Fidèle à son goût du mash-up plastico-baroque qui absorbe et recrache la matière créative au lieu de la faire naître de rien, Mandico s’en donne ici à cœur joie pour construire une fantasmagorie barrée, où se télescopent Jim Henson, Andrzej Zulawski, Gustave Moreau, Kenneth Anger et mille autres fétiches divers. Au-delà d’un univers psychédélique et parallèle qu’il aura su cristalliser sans avoir recours à l’infographie (pas un seul trucage visuel effectué en postproduction, c’est à peine croyable !), tout ce qui prend racine dans ce western queer devient matière à laisser bourgeonner le désir sous toutes ses formes. Désir pour le corps féminin au sens large, renouant avec son aura de guerrière conquérante et se confrontant à un corps masculin lui aussi mutant – quelques robots fornicateurs dotés d’un phallus surdimensionné.

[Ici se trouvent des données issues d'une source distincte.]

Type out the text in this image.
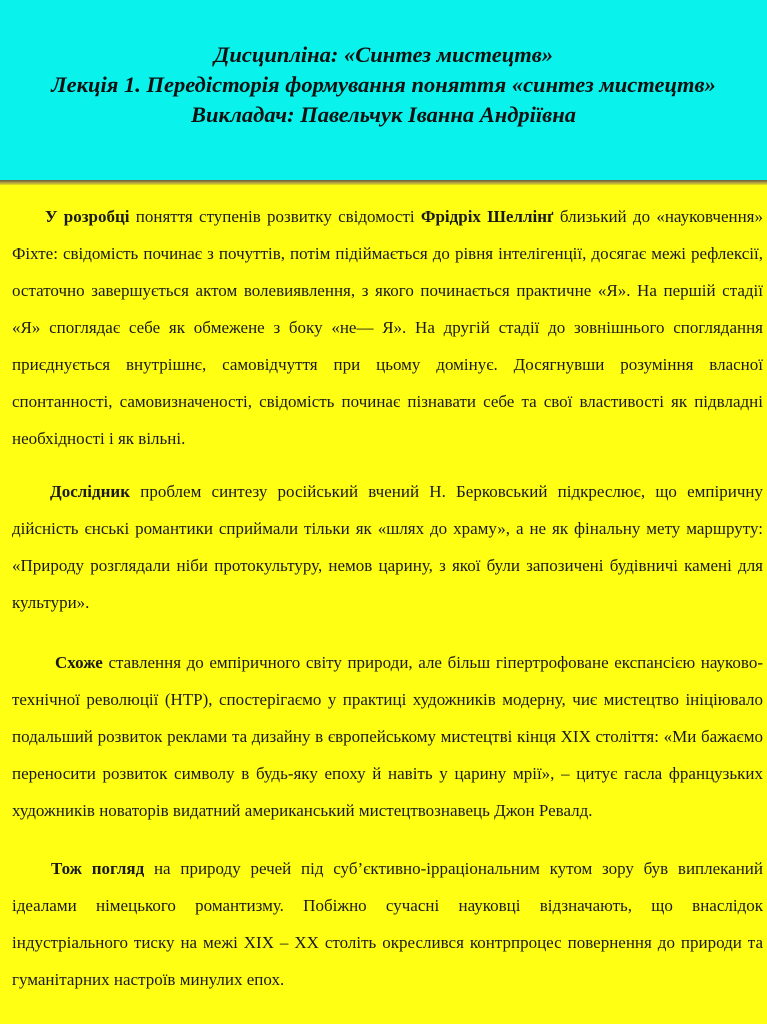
Дисципліна: «Синтез мистецтв»
Лекція 1. Передісторія формування поняття «синтез мистецтв»
Викладач: Павельчук Іванна Андріївна

У розробці поняття ступенів розвитку свідомості Фрідріх Шеллінґ близький до «науковчення» Фіхте: свідомість починає з почуттів, потім підіймається до рівня інтелігенції, досягає межі рефлексії, остаточно завершується актом волевиявлення, з якого починається практичне «Я». На першій стадії «Я» споглядає себе як обмежене з боку «не— Я». На другій стадії до зовнішнього споглядання приєднується внутрішнє, самовідчуття при цьому домінує. Досягнувши розуміння власної спонтанності, самовизначеності, свідомість починає пізнавати себе та свої властивості як підвладні необхідності і як вільні.

Дослідник проблем синтезу російський вчений Н. Берковський підкреслює, що емпіричну дійсність єнські романтики сприймали тільки як «шлях до храму», а не як фінальну мету маршруту: «Природу розглядали ніби протокультуру, немов царину, з якої були запозичені будівничі камені для культури».

Схоже ставлення до емпіричного світу природи, але більш гіпертрофоване експансією науково-технічної революції (НТР), спостерігаємо у практиці художників модерну, чиє мистецтво ініціювало подальший розвиток реклами та дизайну в європейському мистецтві кінця XIX століття: «Ми бажаємо переносити розвиток символу в будь-яку епоху й навіть у царину мрії», – цитує гасла французьких художників новаторів видатний американський мистецтвознавець Джон Ревалд.

Тож погляд на природу речей під суб’єктивно-ірраціональним кутом зору був виплеканий ідеалами німецького романтизму. Побіжно сучасні науковці відзначають, що внаслідок індустріального тиску на межі XIX – XX століть окреслився контрпроцес повернення до природи та гуманітарних настроїв минулих епох.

Désir pour les matières gluantes et spongieuses, comme en témoigne ce bain de minuit lesbien dans les viscères encore chaudes d’une créature déchiquetée. Désir pour la concrétisation de tout ce qui est refoulé et/ou fantasmé, via la présence d’une mystérieuse « Kate Bush » (en réalité un diminutif surexploité à des fins poétiques !) en tant que « mauvais génie de la lampe » qui exauce les désirs interdits et déchaîne les pulsions. Désir, enfin, pour la torsion de tout ce qui relève de la norme et du formatage – mention spéciale à ces armes à feu nommées par des marques de luxe, sorte de tacle malin que Mandico expédie à un 7ème Art gangrené par le placement de produit. Signe supplémentaire d’un cinéma fou, travaillé par l’anormal, la métamorphose et le goût du transgenre, qui concrétise une fois de plus la plus belle promesse de notre art préféré : vivre l’inédit.